For example, if s = ["All", "work", "and", "no", "play", "makes", "for", "no", "work", "no", "fun", "and", "no", "results"] then the second and third appearences of "no" is the closest pair.

In [74]:
import math
def closest_repeated_entries(words):
    #key is a word, value is (last_seen index, closest_distance)
    visited_words = {}
    for index, word in enumerate(words):
        if word in visited_words:
            last_seen_ix, closest_distance = visited_words[word]
            #have only seen the word once so far
            if closest_distance is None:
                visited_words[word] = [index, (index - last_seen_ix)]
            else:
                if (index - last_seen_ix) < closest_distance:
                    visited_words[word] = [index, (index - last_seen_ix)]
                else:
                    #another occurence seen, but it is not the closest pair
                    #so just update the last_seen_index
                    visited_words[word][0] = index
        else:
            visited_words[word] = [index, None]
            
    return min(visited_words.items(), key=lambda t: t[1][1] if t[1][1] else math.inf)


In [84]:
#slightly refactored
def closest_repeated_entries(words):
    words_to_nearest_index = {}
    closest_word = [math.inf, None]
    for index, word in enumerate(words):
        if word in words_to_nearest_index:
            #decide if the curr word  ix - last_seen_ix is the new closest
            last_seen_ix = words_to_nearest_index[word]
            closest_word = min(closest_word, [(index - last_seen_ix), word])
        words_to_nearest_index[word] = index
    return closest_word[1]

In [86]:
(closest_repeated_entries(["All", "work", "and", "no", "play", "makes", "for",
                          "no", "work", "no", "fun", "and", "no", "results"]),
 closest_repeated_entries(["all", "work", "and"]))

('no', None)

### 13.8 - Find The Smallest Subarray Containing All Values
Write a program that takes an array of stringd and a set of strings, and return the indices of the starting and ending index of a shortest subarray of the given array that covers the set, i.e., constains all strings in the set.

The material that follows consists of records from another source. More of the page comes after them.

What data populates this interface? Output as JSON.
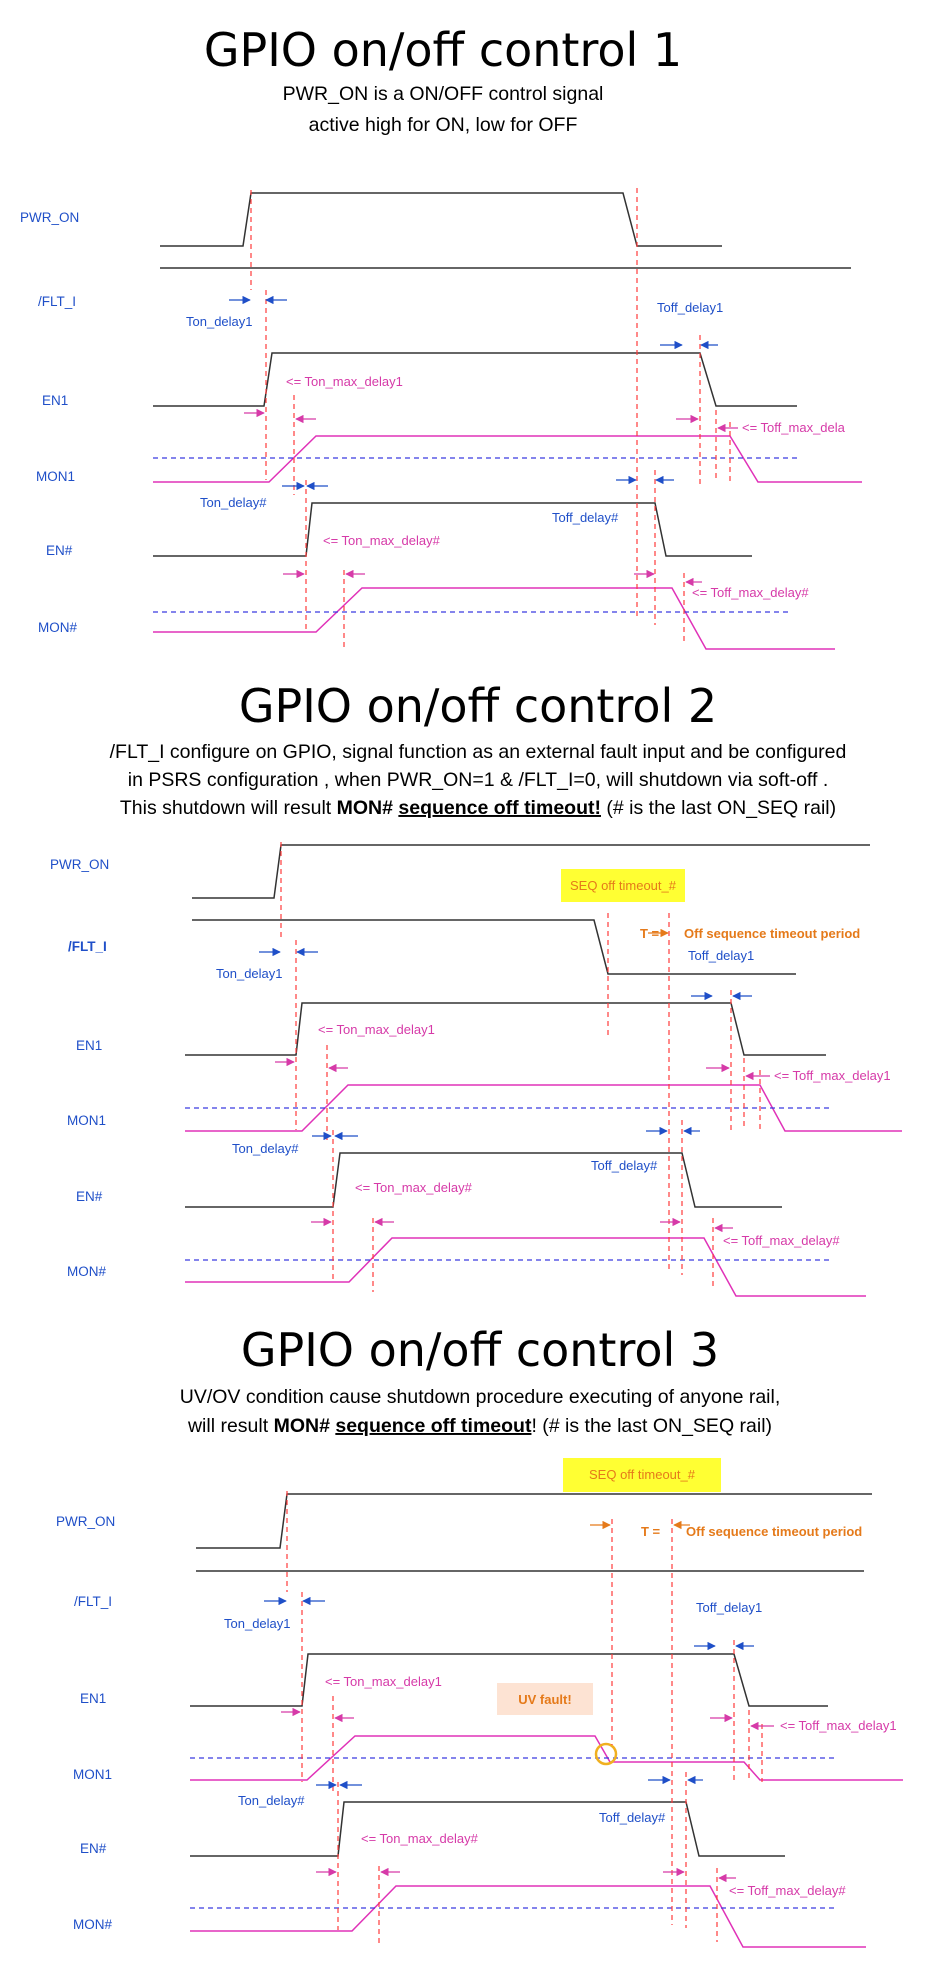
{
  "sections": [
    {
      "title": "GPIO on/off control 1",
      "subtitle": [
        "PWR_ON is a ON/OFF control signal",
        "active high for ON, low for OFF"
      ]
    },
    {
      "title": "GPIO on/off control 2",
      "subtitle_line1": "/FLT_I configure on GPIO, signal function as an external fault input and be configured",
      "subtitle_line2": "in PSRS configuration , when PWR_ON=1 & /FLT_I=0, will shutdown via soft-off .",
      "subtitle_line3_pre": "This shutdown will result ",
      "subtitle_line3_b1": "MON#",
      "subtitle_line3_b2": "sequence off timeout!",
      "subtitle_line3_post": " (# is the last ON_SEQ rail)"
    },
    {
      "title": "GPIO on/off control 3",
      "subtitle_line1": "UV/OV condition cause shutdown procedure executing of anyone  rail,",
      "subtitle_line2_pre": "will result ",
      "subtitle_line2_b1": "MON#",
      "subtitle_line2_b2": "sequence off timeout",
      "subtitle_line2_post": "! (# is the last ON_SEQ rail)"
    }
  ],
  "signals": {
    "pwr_on": "PWR_ON",
    "flt_i": "/FLT_I",
    "en1": "EN1",
    "mon1": "MON1",
    "en_n": "EN#",
    "mon_n": "MON#"
  },
  "annotations": {
    "ton_delay1": "Ton_delay1",
    "ton_max_delay1": "<= Ton_max_delay1",
    "ton_delay_n": "Ton_delay#",
    "ton_max_delay_n": "<= Ton_max_delay#",
    "toff_delay1": "Toff_delay1",
    "toff_max_delay1": "<= Toff_max_delay1",
    "toff_max_delay1_clipped": "<= Toff_max_dela",
    "toff_delay_n": "Toff_delay#",
    "toff_max_delay_n": "<= Toff_max_delay#",
    "seq_off_timeout": "SEQ off timeout_#",
    "t_equals": "T =",
    "off_seq_timeout_period": "Off sequence timeout period",
    "uv_fault": "UV fault!"
  },
  "colors": {
    "signal_black": "#333333",
    "mon_magenta": "#e032b8",
    "threshold_blue": "#3a3ae0",
    "marker_red": "#ff3b3b",
    "arrow_blue": "#1f4fc8",
    "arrow_magenta": "#d63aa8",
    "highlight_yellow": "#ffff33",
    "fault_box": "#fde3d3",
    "fault_ring": "#f0b020"
  }
}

go through the array of words, get indices of every occurence of each word in the set

In [148]:
import statistics
def smallest_subarray(words, keywords):
    distance = math.inf
    keywords_to_index = {}
    #will be in form of (begin_ix, end_ix)
    ret = (None, None)
    #coerce keywords to set to improve efficiency of 'in'
    for index, word in enumerate(words):
        if word in keywords:
            keywords_to_index[word] = index
            if len(keywords_to_index) == len(keywords):
                #need to calculate the distance between all keywords
                begin_ix = min(keywords_to_index.values())
                end_ix = max(keywords_to_index.values())
                #if the new distance is smallest, update ret
                if (end_ix - begin_ix) < distance:
                    ret = (begin_ix, end_ix)
    return ret
    

In [168]:
from collections import OrderedDict
def smallest_subarray_oc(words, keywords):
    distance = math.inf
    keyword_to_index = OrderedDict()
    #want keywords to be set, to improve efficiency of `in`
    if not isinstance(keywords, set):
        keywords = set(keywords)
    ret = (None, None)
    for index, word in enumerate(words):
        if word in keywords:
            keyword_to_index[word] = index
            if len(keyword_to_index) == len(keywords):
                start_ix = keyword_to_index.popitem(last=False)[1]
                end_ix = keyword_to_index[word]
                if (end_ix - start_ix) < distance:
                    ret = (start_ix, end_ix)
    return ret

In [152]:
(smallest_subarray(['a', 'z', 'b', 'z', 'z', 'c', 'z', 'z', 'z', 'c',  'z', 'a', 'b'], ['a', 'b', 'c']),
 smallest_subarray(['apple', 'banana', 'apple', 'apple', 'dog', 'cat', 'apple', 'dog',
                    'banana', 'apple', 'cat', 'dog'], ['banana', 'cat']))

((9, 12), (8, 10))

In [166]:
(smallest_subarray_oc(['a', 'z', 'b', 'z', 'z', 'c', 'z', 'z', 'z', 'c',  'z', 'a', 'b'], ['a', 'b', 'c']),
 smallest_subarray_oc(['apple', 'banana', 'apple', 'apple', 'dog', 'cat', 'apple', 'dog',
                    'banana', 'apple', 'cat', 'dog'], ['banana', 'cat']))

((9, 12), (8, 10))